Today King County Animal Care and Control provides sheltering service, education for pet owners and help with pet adoption. It also handles animal code enforcement for all parts of unincorporated King County and its contract cities.
Pet owners pay for the majority of these services through licensing and other fees. However in recent years, fees haven’t covered expenses, and the county has had to use tax dollars to keep the shelters running.
Elissa Benson, deputy director for strategic planning and performance management, said licensing fees generate about $4.5 million in revenue for the county (Last year Sammamish’s 4,758 licensed pets generated $92,347), not nearly enough to cover the department’s expenses (about $5.7 million). In the past, the county has dipped into its general fund to cover the difference.
Kurt Triplett, who was the county executive until late last month, announced in September that he wanted the county to stop providing those services because it was a money loser.
The King County Council agreed, and on Nov. 9, directed Triplett to get the county out of the animal business.
The responsibility of resolving the animal sheltering and control issue now falls to Dow Constantine, who took over as county executive Nov. 24.
Sheltering
Kendall LeVan, project manager in the King County Office of Strategic Planning and Performance Management, said the county might continue to provide animal control services. If so, it would negotiate a “full-cost recovery” contract with cities. She added that the county has not provided a definition of what full-cost recovery would mean.
Sauerwein said he has heard the suggestion that cities would contract with the county for full-time animal control officers.
He said the bigger cities like Bellevue, Kirkland and Seattle are likely to influence whatever solution the county ends up proposing.
The county is also in talks with a handful of private groups about taking over sheltering services, said LeVan. So far, those talks haven’t yielded a solution.
Brenda Barnette, CEO of the Seattle Humane Society, said she isn’t optimistic about the county transferring the sheltering services to other agencies by the Jan. 31 deadline.
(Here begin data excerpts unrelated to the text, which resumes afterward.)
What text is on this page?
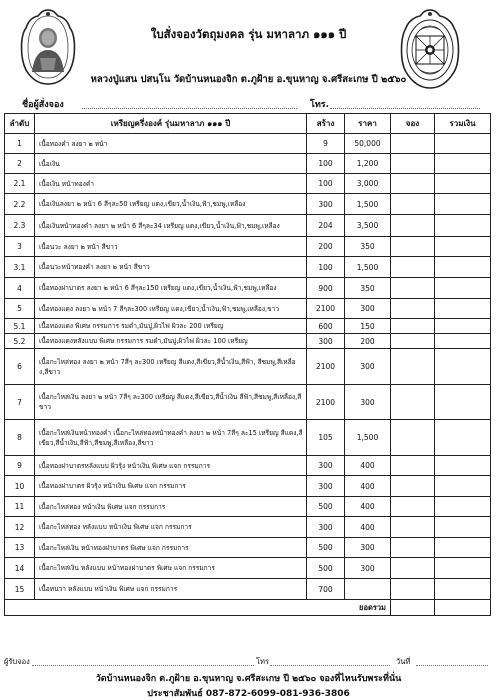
ใบสั่งจองวัตถุมงคล รุ่น มหาลาภ ๑๑๑ ปี
หลวงปู่แสน ปสนฺโน วัดบ้านหนองจิก ต.ภูฝ้าย อ.ขุนหาญ จ.ศรีสะเกษ ปี ๒๕๖๐
ชื่อผู้สั่งจอง	โทร.
ลำดับ	เหรียญครึ่งองค์ รุ่นมหาลาภ ๑๑๑ ปี	สร้าง	ราคา	จอง	รวมเงิน
1	เนื้อทองคำ ลงยา ๒ หน้า	9	50,000		
2	เนื้อเงิน	100	1,200		
2.1	เนื้อเงิน หน้าทองคำ	100	3,000		
2.2	เนื้อเงินลงยา ๒ หน้า 6 สีๆละ50 เหรียญ แดง,เขียว,น้ำเงิน,ฟ้า,ชมพู,เหลือง	300	1,500		
2.3	เนื้อเงินหน้าทองคำ ลงยา ๒ หน้า 6 สีๆละ34 เหรียญ แดง,เขียว,น้ำเงิน,ฟ้า,ชมพู,เหลือง	204	3,500		
3	เนื้อนวะ ลงยา ๒ หน้า สีขาว	200	350		
3.1	เนื้อนวะหน้าทองคำ ลงยา ๒ หน้า สีขาว	100	1,500		
4	เนื้อทองฝาบาตร ลงยา ๒ หน้า 6 สีๆละ150 เหรียญ แดง,เขียว,น้ำเงิน,ฟ้า,ชมพู,เหลือง	900	350		
5	เนื้อทองแดง ลงยา ๒ หน้า 7 สีๆละ300 เหรียญ แดง,เขียว,น้ำเงิน,ฟ้า,ชมพู,เหลือง,ขาว	2100	300		
5.1	เนื้อทองแดง พิเศษ กรรมการ รมดำ,มันปู,ผิวไฟ ผิวละ 200 เหรียญ	600	150		
5.2	เนื้อทองแดงหลังแบบ พิเศษ กรรมการ รมดำ,มันปู,ผิวไฟ ผิวละ 100 เหรียญ	300	200		
6	เนื้อกะไหล่ทอง ลงยา ๒ หน้า 7สีๆ ละ300 เหรียญ สีแดง,สีเขียว,สีน้ำเงิน,สีฟ้า, สีชมพู,สีเหลือง,สีขาว	2100	300		
7	เนื้อกะไหล่เงิน ลงยา ๒ หน้า 7สีๆ ละ300 เหรียญ สีแดง,สีเขียว,สีน้ำเงิน สีฟ้า,สีชมพู,สีเหลือง,สีขาว	2100	300		
8	เนื้อกะไหล่เงินหน้าทองคำ เนื้อกะไหล่ทองหน้าทองคำ ลงยา ๒ หน้า 7สีๆ ละ15 เหรียญ สีแดง,สีเขียว,สีน้ำเงิน,สีฟ้า,สีชมพู,สีเหลือง,สีขาว	105	1,500		
9	เนื้อทองฝาบาตรหลังแบบ ผิวรุ้ง หน้าเงิน พิเศษ แจก กรรมการ	300	400		
10	เนื้อทองฝาบาตร ผิวรุ้ง หน้าเงิน พิเศษ แจก กรรมการ	300	400		
11	เนื้อกะไหล่ทอง หน้าเงิน พิเศษ แจก กรรมการ	500	400		
12	เนื้อกะไหล่ทอง หลังแบบ หน้าเงิน พิเศษ แจก กรรมการ	300	400		
13	เนื้อกะไหล่เงิน หน้าทองฝาบาตร พิเศษ แจก กรรมการ	500	300		
14	เนื้อกะไหล่เงิน หลังแบบ หน้าทองฝาบาตร พิเศษ แจก กรรมการ	500	300		
15	เนื้อทนวา หลังแบบ หน้าเงิน พิเศษ แจก กรรมการ	700			
ยอดรวม					
ผู้รับจอง	โทร	วันที่
วัดบ้านหนองจิก ต.ภูฝ้าย อ.ขุนหาญ จ.ศรีสะเกษ ปี ๒๕๖๐ จองที่ไหนรับพระที่นั่น
ประชาสัมพันธ์ 087-872-6099-081-936-3806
“We’re pretty concerned that they’re going out of business without a plan in place,” she said.
Regardless of what happens, Sammamish’s problems with animal sheltering would likely be relatively minor, according to Barnette.
Cities like Auburn, Kent and Federal Way will likely be hardest hit since they have a history of high costs (because of large sheltering demands) and low revenues (because a low percentage of pet owners license their pets), Barnette said.
“Other cities have been subsidizing them,” she said.
Kay Joubert, PAWS’ director of companion animal services said even if PAWS and local humane societies step in to take over animal sheltering, they wouldn’t have enough space — leaving 4,000-5,000 animals with nowhere to go.
“There’s a very large gap,” Joubert said.
In the interim, Constantine is weighing his options, which include extending the deadline until solutions can be put in place, said Frank Abe, director of communications for the King County Executive’s Office.
“If more time is needed, we’re certainly ready to work with the (County) Council on some flexibility on that timeline,” Abe said. “We recognize that we have an obligation to ensure that there is enough space for the animals and options for sheltering them.”